Comment by redox99
10 hours ago
Well of course, YouTube is someone sitting in front of the camera with no background noise and speaking calmly.
In a movie the characters may be far away (so it needs to sound like that, not like a podcast), running, exhausted, with a plethora of background noises and so on.
I can suspend my disbelief for the sake of clearly hearing a character who has something important to say.
In the real life, I can underastand exhausted people or dialog in a kitchen full of background noise.
If we cant do the same in the movie, sound is just badly mixed. It is not the story setup and it is not "realistic".
> In the real life, I can underastand exhausted people or dialog in a kitchen full of background noise.
Because in real life you don't listen through an internal TV speaker, duh.
That would be true, except even in calm scenes in movies it's an issue. Unless I turn the volume high enough, in which case music and sfx become neighbor-waking loud. To be clear: I'm not talking about scenes where characters speak over an explosion. The overall mix does not allow having the same volume for all scenes of the movie, pick your poison: wake the neighbors or don't understand dialogues.
Somehow youtube videos don't have this issue. Go figure /s
It's the same idea, a narrated youtube video is meant to have the same volume throughout, while a movie is meant to have quiet and loud parts.
The problem, as you say, is that if you don't want to have loud parts, you lower the volume so that loud is not loud anymore, and then the quiet but audible parts become inaudibly quiet.

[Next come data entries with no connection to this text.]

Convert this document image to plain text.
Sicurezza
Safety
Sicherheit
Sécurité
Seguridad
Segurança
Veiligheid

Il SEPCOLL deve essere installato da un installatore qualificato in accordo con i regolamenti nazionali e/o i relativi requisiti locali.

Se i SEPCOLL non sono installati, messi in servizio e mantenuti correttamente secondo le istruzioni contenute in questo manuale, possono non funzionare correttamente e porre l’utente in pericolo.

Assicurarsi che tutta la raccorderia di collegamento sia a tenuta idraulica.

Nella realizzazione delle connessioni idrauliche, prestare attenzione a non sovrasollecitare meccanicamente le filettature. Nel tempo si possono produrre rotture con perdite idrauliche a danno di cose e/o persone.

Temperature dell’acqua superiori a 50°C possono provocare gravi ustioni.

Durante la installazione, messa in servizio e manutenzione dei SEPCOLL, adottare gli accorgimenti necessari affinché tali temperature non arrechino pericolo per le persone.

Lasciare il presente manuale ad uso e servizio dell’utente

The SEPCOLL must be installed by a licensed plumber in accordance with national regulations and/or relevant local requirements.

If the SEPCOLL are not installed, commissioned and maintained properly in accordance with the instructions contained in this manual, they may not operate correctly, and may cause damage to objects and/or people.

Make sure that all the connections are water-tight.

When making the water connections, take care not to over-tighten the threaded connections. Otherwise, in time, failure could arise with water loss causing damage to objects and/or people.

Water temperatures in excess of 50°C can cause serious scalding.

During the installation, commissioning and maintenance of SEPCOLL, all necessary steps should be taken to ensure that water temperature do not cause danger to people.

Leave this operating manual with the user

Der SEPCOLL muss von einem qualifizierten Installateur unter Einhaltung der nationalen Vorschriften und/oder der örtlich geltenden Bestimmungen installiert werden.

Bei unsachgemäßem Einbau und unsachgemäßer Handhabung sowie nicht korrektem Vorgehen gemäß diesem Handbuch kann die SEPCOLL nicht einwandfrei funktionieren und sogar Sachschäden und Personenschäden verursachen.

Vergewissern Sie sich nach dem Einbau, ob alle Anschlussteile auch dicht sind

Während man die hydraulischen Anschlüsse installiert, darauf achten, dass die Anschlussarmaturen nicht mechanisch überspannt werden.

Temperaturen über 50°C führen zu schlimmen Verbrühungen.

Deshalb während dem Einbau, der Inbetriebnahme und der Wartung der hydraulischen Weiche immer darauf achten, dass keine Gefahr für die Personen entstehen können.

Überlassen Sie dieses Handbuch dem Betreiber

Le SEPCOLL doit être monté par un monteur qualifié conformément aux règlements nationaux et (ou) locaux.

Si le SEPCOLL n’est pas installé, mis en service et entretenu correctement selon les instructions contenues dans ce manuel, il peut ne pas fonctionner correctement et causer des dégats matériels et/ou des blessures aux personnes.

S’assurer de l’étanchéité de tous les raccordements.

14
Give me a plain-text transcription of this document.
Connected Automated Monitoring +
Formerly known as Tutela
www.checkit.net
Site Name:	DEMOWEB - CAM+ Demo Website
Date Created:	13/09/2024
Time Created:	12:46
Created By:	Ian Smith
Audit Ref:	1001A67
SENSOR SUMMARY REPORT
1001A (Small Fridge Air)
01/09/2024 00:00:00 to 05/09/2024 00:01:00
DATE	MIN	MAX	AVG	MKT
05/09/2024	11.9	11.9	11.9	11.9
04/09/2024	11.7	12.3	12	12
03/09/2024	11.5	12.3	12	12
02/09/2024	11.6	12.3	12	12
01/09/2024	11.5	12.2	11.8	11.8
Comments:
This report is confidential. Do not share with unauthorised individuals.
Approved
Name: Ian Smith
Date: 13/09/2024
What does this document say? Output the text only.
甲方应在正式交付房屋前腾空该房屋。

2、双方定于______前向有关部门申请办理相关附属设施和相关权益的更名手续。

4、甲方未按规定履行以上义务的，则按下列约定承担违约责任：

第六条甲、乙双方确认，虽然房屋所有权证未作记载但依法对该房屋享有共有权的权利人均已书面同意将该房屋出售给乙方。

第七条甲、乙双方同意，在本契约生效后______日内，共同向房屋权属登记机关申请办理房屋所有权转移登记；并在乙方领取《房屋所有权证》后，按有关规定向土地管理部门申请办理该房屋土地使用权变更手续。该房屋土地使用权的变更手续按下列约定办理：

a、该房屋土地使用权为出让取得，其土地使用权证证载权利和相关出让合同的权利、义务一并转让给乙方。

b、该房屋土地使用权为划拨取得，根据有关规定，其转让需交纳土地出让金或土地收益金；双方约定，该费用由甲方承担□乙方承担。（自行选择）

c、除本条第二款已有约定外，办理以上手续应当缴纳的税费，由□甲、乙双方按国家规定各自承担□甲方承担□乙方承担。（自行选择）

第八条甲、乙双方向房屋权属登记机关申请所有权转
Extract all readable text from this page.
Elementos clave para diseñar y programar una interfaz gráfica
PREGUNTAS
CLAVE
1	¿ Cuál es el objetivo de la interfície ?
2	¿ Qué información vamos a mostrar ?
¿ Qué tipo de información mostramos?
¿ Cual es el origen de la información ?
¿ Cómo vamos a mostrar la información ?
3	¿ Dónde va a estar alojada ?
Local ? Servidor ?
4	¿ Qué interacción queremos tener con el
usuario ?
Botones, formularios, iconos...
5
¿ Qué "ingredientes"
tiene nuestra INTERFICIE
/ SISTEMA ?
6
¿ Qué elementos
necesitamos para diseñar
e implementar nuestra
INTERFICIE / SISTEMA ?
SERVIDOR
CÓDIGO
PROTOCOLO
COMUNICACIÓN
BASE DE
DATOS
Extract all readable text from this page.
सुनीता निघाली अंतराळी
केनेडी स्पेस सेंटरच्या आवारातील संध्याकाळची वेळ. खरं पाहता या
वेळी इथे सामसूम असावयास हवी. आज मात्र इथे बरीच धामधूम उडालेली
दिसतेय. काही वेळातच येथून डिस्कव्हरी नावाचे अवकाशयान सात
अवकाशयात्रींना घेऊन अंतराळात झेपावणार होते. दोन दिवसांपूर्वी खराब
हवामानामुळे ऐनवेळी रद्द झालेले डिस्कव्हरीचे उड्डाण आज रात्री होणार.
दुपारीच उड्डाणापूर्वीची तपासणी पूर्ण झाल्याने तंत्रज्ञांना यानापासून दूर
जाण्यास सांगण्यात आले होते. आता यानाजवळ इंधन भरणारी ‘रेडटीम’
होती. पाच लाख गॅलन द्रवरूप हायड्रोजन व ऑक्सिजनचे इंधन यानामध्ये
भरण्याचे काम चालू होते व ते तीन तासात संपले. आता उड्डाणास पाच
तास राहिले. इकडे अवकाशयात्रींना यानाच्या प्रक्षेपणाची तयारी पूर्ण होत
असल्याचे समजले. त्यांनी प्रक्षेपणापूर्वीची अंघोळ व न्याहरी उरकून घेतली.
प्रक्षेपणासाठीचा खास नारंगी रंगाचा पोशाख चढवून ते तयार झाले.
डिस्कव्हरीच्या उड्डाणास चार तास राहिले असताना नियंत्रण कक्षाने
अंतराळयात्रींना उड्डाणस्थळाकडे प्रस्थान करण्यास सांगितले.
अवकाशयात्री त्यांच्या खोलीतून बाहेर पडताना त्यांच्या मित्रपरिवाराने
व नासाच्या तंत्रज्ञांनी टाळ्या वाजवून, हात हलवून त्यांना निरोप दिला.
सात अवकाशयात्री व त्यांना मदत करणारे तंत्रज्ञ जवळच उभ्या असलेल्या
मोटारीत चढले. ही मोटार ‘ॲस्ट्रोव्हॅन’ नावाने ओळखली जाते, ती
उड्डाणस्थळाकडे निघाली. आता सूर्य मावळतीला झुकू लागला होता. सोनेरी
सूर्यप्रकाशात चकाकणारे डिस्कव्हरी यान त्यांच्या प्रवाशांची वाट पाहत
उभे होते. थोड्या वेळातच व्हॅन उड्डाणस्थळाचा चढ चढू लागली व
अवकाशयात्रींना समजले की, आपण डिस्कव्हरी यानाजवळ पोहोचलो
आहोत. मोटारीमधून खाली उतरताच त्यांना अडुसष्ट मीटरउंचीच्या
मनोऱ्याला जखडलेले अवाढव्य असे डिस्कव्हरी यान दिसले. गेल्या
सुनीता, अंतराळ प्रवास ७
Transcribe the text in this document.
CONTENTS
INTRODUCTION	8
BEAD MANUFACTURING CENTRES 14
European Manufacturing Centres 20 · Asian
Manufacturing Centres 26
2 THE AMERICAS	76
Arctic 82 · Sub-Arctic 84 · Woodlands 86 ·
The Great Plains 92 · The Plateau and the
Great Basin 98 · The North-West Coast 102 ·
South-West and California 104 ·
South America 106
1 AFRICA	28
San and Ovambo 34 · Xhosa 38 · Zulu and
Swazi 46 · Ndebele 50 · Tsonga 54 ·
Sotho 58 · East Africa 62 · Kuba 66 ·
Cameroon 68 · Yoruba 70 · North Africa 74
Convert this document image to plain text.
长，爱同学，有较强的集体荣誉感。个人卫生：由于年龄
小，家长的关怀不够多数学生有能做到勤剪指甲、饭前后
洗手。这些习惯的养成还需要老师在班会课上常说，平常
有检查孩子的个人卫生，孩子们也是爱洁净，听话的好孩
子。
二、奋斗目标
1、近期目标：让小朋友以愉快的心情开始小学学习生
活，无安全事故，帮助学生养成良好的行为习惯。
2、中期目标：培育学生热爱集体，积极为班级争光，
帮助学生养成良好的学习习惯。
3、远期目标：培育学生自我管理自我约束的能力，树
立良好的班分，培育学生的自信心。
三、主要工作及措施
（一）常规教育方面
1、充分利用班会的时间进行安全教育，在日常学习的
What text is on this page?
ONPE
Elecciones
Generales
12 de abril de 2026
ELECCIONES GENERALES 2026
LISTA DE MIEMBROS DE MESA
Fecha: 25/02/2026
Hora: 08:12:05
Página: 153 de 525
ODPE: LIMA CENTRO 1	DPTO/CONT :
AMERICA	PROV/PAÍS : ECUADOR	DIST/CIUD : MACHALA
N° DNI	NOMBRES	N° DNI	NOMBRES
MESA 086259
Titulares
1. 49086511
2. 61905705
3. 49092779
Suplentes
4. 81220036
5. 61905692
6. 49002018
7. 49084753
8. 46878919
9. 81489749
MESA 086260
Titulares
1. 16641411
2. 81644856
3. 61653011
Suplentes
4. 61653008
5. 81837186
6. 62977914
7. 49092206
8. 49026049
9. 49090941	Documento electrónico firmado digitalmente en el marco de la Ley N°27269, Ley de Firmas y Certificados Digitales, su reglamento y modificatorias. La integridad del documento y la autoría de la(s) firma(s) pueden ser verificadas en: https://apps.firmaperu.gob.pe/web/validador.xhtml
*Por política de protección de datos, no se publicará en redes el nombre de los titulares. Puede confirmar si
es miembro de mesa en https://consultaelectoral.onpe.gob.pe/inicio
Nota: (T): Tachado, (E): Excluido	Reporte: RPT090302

I consider this to be a separate issue to the lack of clarity of internal speakers, and a bit harder to solve because it stems from the paper thin walls common in the US and other places.
You can usually use audio compression to fix this if you can't play the movie at the volume level it's meant to be played.
That the entire problem is intentional does not make it any less of a defect.
Intentionally making audio uncomfortable is not a sign of art or skill, it's a sign of delivering a bad product.